Have you ever asked yourself, “what do I really know?” I emphasize the word know here because we all have our own beliefs, values, and theories of how the world actually works. But, do we really know anything for sure?
I mentioned in a previous blog post that I grew up in a very dogmatic religious family who believe they have a monopoly on the one and only truth. I managed to find my way out of that tangled web of beliefs but I am often finding myself trading it in for a different set of beliefs that I hold just as firmly.
Every once in awhile I take a step back and take stock of what it is I really value and believe about life and what its all about. I realize that as a limited human being in a world full of thousands of beliefs and theories, I know absolutely nothing about how it all works. I can guess, theorize, and believe but I cannot know.
When I come to this realization, I find it so liberating that its hard to put into words the feeling of freedom that comes with it.
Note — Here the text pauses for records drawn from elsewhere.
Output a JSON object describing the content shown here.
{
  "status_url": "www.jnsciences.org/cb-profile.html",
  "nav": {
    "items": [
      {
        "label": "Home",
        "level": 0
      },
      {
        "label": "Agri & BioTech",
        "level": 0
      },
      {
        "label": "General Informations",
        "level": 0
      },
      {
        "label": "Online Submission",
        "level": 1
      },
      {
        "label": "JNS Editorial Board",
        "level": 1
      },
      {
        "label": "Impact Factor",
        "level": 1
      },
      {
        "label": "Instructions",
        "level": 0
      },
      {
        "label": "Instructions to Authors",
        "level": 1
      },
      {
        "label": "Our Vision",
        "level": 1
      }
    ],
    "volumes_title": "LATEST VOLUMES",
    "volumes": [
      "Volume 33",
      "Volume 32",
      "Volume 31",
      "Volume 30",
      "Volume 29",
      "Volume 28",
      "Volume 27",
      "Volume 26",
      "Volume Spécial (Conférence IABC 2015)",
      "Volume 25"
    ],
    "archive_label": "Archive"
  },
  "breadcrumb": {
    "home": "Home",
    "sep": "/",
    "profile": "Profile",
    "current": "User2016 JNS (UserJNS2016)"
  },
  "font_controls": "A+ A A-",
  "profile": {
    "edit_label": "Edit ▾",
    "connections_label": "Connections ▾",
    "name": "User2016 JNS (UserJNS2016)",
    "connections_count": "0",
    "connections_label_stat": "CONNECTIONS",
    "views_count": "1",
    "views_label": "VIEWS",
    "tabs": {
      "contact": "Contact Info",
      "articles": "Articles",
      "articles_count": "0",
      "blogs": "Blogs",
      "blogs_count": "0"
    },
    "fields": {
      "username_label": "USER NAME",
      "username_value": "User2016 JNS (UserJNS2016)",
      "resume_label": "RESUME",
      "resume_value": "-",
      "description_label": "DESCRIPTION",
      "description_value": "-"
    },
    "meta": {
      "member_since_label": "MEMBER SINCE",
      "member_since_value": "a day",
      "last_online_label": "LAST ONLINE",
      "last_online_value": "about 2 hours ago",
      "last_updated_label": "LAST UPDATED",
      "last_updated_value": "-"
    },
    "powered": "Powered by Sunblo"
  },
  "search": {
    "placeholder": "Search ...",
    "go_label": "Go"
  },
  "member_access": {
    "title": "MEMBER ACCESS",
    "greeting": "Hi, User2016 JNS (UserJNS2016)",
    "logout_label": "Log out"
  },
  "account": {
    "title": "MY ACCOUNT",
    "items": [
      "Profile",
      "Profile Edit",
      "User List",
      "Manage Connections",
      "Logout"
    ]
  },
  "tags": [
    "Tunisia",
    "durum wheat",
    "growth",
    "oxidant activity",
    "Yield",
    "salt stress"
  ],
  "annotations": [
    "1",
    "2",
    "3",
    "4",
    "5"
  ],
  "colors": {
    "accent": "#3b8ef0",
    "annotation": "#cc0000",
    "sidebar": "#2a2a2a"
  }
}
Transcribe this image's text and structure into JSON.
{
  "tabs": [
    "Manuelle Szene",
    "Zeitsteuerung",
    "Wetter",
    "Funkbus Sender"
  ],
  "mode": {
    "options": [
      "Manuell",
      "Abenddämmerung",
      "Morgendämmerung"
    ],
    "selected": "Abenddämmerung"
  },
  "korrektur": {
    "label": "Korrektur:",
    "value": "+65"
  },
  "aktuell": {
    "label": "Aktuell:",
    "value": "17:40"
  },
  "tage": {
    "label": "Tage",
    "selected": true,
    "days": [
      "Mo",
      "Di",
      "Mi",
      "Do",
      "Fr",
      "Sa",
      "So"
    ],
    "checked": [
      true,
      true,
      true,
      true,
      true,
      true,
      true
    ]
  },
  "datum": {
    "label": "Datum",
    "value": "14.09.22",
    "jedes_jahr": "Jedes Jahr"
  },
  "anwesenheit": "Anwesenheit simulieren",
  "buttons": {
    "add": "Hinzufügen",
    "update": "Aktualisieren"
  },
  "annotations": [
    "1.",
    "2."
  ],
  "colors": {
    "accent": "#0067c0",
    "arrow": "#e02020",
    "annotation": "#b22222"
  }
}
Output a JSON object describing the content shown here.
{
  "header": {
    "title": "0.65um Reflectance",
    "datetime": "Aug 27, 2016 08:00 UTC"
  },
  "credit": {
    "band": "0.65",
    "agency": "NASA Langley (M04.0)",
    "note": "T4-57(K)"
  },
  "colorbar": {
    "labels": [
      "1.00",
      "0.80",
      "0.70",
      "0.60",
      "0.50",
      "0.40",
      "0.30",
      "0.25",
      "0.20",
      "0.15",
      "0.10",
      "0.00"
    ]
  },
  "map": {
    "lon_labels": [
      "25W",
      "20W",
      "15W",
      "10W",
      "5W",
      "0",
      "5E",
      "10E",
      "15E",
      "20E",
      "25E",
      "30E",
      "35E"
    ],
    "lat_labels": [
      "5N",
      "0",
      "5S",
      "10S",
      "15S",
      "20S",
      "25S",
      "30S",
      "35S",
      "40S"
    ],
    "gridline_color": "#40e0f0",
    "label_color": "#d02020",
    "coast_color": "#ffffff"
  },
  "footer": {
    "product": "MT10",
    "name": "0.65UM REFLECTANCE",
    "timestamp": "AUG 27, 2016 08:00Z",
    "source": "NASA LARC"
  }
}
I had this type of realization yesterday suddenly and out of the blue as I was walking around Spencer’s at the mall. Every time I browse that store I feel stress free. There is something liberating about the irreverence displayed on their shelves.
It always reminds me that life is not to be taken so damn serious all the time. This is a reminder that I personally need all the time. I believe it is my upbringing and indoctrination that is to blame for my desire to know the truth. Each day it is my task to unlearn this behavior and to accept life as pure mystery.